Australians may be sick of hearing about Labor’s loss of the “unloseable” election, but that doesn’t mean that Crikey readers don’t have a few pieces of insight to add to the discussion. The consensus: there were many factors other than Bill Shorten’s popularity that must be addressed. Elsewhere, readers took their time contemplating the state of the media in Western Australia (and Australia at large) following last week’s INQ deep dive into Kerry Stokes and Seven West Media.
On the Labor loss
Ben Marshall writes: Shorten’s ratings always sucked, and the Stokes and Murdoch media, the Liberal and National parties, along with the minor far right parties, maintained an unremitting campaign to tackle the man rather than the ball. So? The last election was crucial not because Labor lost but because they could not possibly have won with all media unrelentingly against them, and with the electoral system now fully gamed to sew dissatisfaction, then harvest the results via preference-whispering to supply the Coalition.

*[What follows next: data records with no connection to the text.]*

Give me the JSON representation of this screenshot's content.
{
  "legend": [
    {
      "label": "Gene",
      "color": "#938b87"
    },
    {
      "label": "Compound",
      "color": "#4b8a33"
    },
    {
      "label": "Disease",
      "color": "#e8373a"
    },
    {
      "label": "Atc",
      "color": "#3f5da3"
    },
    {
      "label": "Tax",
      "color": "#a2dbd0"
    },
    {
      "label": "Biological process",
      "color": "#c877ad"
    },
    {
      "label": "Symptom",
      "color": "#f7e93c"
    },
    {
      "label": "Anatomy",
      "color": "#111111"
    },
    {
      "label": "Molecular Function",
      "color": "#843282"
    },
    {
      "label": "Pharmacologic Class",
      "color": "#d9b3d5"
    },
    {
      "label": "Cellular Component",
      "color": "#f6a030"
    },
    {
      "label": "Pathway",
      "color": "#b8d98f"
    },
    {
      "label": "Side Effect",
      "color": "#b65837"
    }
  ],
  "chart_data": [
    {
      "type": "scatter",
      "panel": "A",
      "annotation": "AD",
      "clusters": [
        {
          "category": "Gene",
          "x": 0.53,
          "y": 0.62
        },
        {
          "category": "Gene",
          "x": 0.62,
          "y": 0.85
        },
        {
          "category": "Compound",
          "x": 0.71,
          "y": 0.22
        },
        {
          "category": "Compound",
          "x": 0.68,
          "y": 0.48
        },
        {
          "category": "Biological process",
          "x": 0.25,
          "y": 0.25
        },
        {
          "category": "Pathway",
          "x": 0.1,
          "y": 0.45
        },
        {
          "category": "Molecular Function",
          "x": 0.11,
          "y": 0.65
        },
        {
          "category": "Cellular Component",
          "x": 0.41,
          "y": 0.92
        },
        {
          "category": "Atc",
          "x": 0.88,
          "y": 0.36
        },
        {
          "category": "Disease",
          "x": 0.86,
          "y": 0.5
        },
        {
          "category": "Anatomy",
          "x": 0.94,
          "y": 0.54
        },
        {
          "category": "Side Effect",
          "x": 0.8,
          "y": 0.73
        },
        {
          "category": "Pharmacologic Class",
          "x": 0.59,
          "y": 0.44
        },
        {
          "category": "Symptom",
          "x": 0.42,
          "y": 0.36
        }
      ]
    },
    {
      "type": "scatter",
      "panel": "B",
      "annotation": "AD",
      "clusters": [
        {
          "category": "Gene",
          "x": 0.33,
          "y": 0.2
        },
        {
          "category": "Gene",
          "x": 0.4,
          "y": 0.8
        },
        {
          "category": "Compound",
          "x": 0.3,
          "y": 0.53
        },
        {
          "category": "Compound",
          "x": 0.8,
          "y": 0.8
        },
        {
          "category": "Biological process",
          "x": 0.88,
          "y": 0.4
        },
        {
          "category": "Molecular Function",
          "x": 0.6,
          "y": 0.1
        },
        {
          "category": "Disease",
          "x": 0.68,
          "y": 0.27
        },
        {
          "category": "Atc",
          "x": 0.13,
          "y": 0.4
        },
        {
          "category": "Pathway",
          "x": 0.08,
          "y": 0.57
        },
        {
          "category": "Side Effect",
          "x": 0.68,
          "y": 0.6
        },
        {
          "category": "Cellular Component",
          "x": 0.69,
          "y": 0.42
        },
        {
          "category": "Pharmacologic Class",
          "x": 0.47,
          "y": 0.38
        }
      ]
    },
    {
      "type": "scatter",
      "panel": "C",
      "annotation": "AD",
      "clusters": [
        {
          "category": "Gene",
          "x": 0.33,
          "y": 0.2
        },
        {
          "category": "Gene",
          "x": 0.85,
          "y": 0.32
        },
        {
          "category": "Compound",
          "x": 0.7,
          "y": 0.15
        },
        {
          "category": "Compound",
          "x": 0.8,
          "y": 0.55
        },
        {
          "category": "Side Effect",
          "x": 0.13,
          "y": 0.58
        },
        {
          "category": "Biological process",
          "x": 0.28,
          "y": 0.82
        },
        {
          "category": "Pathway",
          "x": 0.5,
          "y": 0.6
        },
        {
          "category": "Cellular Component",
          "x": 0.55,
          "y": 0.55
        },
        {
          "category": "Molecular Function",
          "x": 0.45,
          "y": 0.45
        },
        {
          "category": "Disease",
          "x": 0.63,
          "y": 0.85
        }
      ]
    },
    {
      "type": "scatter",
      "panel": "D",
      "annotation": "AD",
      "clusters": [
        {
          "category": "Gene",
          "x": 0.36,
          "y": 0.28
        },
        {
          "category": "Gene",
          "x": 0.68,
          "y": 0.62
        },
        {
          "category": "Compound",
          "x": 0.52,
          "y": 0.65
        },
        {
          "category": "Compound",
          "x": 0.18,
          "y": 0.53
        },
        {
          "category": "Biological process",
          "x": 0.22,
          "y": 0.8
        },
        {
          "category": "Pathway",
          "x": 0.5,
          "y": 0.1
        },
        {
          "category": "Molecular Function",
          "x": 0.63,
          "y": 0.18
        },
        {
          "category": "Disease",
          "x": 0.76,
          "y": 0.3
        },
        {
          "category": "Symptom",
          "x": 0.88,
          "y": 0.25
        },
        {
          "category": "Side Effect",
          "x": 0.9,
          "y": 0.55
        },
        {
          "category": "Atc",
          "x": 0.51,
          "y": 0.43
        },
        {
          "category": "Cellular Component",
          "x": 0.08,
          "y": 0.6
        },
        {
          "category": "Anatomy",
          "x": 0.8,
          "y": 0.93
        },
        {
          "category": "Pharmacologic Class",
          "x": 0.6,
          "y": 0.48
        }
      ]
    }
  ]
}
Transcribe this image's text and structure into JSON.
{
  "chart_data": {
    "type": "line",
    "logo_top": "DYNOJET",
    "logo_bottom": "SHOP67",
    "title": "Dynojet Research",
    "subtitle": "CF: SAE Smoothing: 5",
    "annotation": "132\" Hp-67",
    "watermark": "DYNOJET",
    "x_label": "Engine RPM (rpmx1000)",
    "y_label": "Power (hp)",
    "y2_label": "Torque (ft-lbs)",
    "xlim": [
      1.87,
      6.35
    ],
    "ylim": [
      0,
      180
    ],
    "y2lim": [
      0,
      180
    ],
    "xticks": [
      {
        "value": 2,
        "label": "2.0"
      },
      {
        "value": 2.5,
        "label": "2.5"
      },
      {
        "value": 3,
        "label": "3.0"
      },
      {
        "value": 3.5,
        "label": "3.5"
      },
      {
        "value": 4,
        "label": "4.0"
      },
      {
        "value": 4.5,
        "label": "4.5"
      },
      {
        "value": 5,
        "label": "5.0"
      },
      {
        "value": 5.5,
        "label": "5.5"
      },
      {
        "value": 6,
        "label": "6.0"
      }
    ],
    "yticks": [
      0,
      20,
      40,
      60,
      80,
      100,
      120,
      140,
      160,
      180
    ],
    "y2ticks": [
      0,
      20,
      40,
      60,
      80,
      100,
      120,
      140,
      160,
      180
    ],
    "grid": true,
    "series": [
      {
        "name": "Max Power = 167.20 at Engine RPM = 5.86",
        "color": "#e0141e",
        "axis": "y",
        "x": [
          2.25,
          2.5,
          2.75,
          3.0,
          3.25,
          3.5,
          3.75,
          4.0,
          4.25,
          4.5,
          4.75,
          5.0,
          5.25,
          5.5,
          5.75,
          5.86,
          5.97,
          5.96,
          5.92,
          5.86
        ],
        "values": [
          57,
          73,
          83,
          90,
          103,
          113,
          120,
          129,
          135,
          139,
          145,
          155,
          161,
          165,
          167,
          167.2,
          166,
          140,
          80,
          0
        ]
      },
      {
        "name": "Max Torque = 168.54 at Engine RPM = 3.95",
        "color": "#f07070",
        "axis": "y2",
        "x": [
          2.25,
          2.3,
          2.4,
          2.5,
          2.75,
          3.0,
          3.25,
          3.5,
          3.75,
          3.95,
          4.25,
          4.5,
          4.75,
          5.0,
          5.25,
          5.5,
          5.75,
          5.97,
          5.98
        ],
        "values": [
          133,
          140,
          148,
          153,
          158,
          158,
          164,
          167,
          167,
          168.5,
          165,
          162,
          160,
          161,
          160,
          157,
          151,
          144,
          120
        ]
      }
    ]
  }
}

Palmer’s $60 million was an excellent investment never intended to put members, or himself, into Parliament. How are people not seeing this? Under this now finalised system, I predict Scott Morrison will be Australia’s longest serving prime minister. Discussing Bill Shorten’s role in any of it is like discussing deck chair colours on the Titanic.
Matthew Hrkac writes: It was pretty clear on the ground that people didn’t like Bill Shorten and his tendency to play both sides on a whole host of issues merely cemented people’s impressions of him: that he is untrustworthy, two faced, etc. He was never particularly liked because of his role in bringing down a popular prime minister when Labor was last in government.
Rob Gerrand writes: Across Australia outside Queensland, Labor won 62 seats to the Coalition’s 54. Therefore it seems the real issue to understand is what was different in Queensland. Was it Adani, fake death tax fears, or Clive Palmer? Or something else?
On media monopoly
Tony Dean writes: As a long-time resident of a one newspaper town, I still read The West Australian daily in the forlorn hope of finding some quality in-depth coverage of local issues, but what was once an anticipated pleasure has now become a dismal chore. Emily Watkins’ excellent INQ series accurately chronicled the sad demise of a once-respected and balanced newspaper into the worst excesses of tabloidism. As a member of the Seven West Media group, the paper also blatantly promotes Seven Network TV shows, with little or no attempt to provide similar sympathetic coverage of other networks’ programs. During the recent season of My Kitchen Rules, for example, we were bombarded daily with front page and page three picture stories of MKR celebrities, masquerading as news coverage. Needless to say there was no subsequent reporting of the fact that MKR was soundly thrashed in the ratings by Nine’s Married at First Sight. Similar puff pieces promoting Seven West Media’s stable of magazines including Who and New Idea are used to disguise the lack of real news since the gutting of the local newsroom. The paper stands as a monument to what has happened to mainstream journalism as a result of previous Coalition governments’ dismantling of cross-media ownership rules, and a portent of what The SMH and The Age readers can expect under the ownership of Nine.